In his second term as president of the Minnesota Pork Board, Pat FitzSimmons, a pork producer from Dassel, served as a delegate to the National Pork Industry Forum March 6-8 in Kansas City, MO.

FitzSimmons was appointed as a delegate by the US Secretary of Agriculture.

“It was important to me to represent pork producers from across the US as a Pork Act delegate,” said FitzSimmons. “As an industry, when we stand united and work toward a common goal we can yield positive results for pork producers.”

FitzSimmons was one of 156 delegates who traveled from across the country to represent pork producers and importers who sell pork products in the United States. The duties of a delegate include nominating members to serve on the National Pork Board; establishing how much of the Pork Checkoff is returned to state pork organizations; and providing direction on pork promotion, research and consumer information priorities funded by the Pork Checkoff.

America’s pork producers contribute 40 cents of every $100 of sales to the checkoff, and importers use a sales formula to contribute a similar amount. The role of the Pork Checkoff is to promote and enhance consumer demand for pork on a global basis; invest in research designed to improve production practices and safeguard the pork supply, environment, and animal well-being; and educate America’s pig farmers on modern livestock production practices through sharing techniques, training, and certification programs.

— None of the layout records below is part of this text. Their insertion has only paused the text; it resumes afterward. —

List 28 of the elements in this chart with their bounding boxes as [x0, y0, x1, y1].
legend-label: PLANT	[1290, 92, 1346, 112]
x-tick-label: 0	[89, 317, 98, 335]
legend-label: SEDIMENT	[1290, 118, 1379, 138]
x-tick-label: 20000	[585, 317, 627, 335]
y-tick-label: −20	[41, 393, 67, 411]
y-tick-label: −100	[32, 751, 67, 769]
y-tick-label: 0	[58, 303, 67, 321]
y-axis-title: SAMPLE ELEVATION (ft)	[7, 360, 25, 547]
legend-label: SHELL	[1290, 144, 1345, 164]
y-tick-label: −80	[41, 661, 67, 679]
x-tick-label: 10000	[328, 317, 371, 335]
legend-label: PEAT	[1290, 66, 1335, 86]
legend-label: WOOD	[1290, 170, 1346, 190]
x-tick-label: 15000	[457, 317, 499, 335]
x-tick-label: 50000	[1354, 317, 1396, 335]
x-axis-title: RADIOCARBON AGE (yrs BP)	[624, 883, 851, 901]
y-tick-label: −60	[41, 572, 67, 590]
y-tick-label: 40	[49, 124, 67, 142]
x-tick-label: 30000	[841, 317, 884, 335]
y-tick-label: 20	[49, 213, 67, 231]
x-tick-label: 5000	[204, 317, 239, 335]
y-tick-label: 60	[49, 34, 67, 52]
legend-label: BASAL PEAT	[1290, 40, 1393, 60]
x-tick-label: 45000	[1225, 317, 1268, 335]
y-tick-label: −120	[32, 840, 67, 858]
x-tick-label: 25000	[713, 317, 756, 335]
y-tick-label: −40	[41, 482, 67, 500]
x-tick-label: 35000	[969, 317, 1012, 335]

This is FitzSimmons’ second year as president of the state board with a total of five years on the board. He has also served for five years, including as president, on the Minnesota Pork Association, a voluntary checkoff system that gives 10 cents of every $100 to the checkoff system.

A farmer for basically all of his life, FitzSimmons and his wife, Marie, moved to Dassel in 1985, and operate a 1,600-sow production, including a family operation in southern Minnesota.

In addition, his family operates Protein Services, a management service based in Mapleton.

In addition to his involvement on the state board, FitzSimmons has served for 25 years at the local level for Wright County Pork Producers.

“My dad taught me you have to be involved . . . you can’t leave it up to anybody else,” FitzSimmons said, adding that “Somebody has to be on [the board] to represent the pork industry.”

Because it is ranked as one of the top leaders for pork production, second only behind Iowa, Minnesota is allowed a delegate, in this case FitzSimmons, to represent the state at the National Pork Forum. “We have quite a bit of clout at the national level,” he commented.

Issues the pork industry is facing; consumers to see increase in pork costs

With the money generated from the Pork Checkoff, the pork board is spending quite a bit to fund research on developing a vaccine to combat a disease that is killing piglets, FitzSimmons explained.

The Porcine Epidemic Diarrhea Virus (PED) attacks the intestines of piglets and can kill all within a five-week production in a sow herd, until it develops immunity, explained FitzSimmons.

Nationally, 6 million head have been lost due to PED, which has put “quite a burden on the pork industry,” he noted. “In turn, consumers can expect to pay more for pork this summer.”

He explained that PED was first detected in Europe and Asia, but only last year was found on the east coast in North Carolina. Since then, it has traveled across the southern states, and showed up in Minnesota in December.

FitzSimmons assured that there is no carryover to the meat.

The pork board initially spent money on a tool that would allow producers to diagnose the virus sooner, however there is currently no vaccine.

Education is key

The pork board continues to educate the consumers on the benefits of pork, and continually struggles with animal rights groups “telling us the best way to raise our pork,” FitzSimmons commented.

He also noted that Minnesota is unique in that the majority of its pork operations are family-owned and operated, with five or six operations in the top 25 in the nation.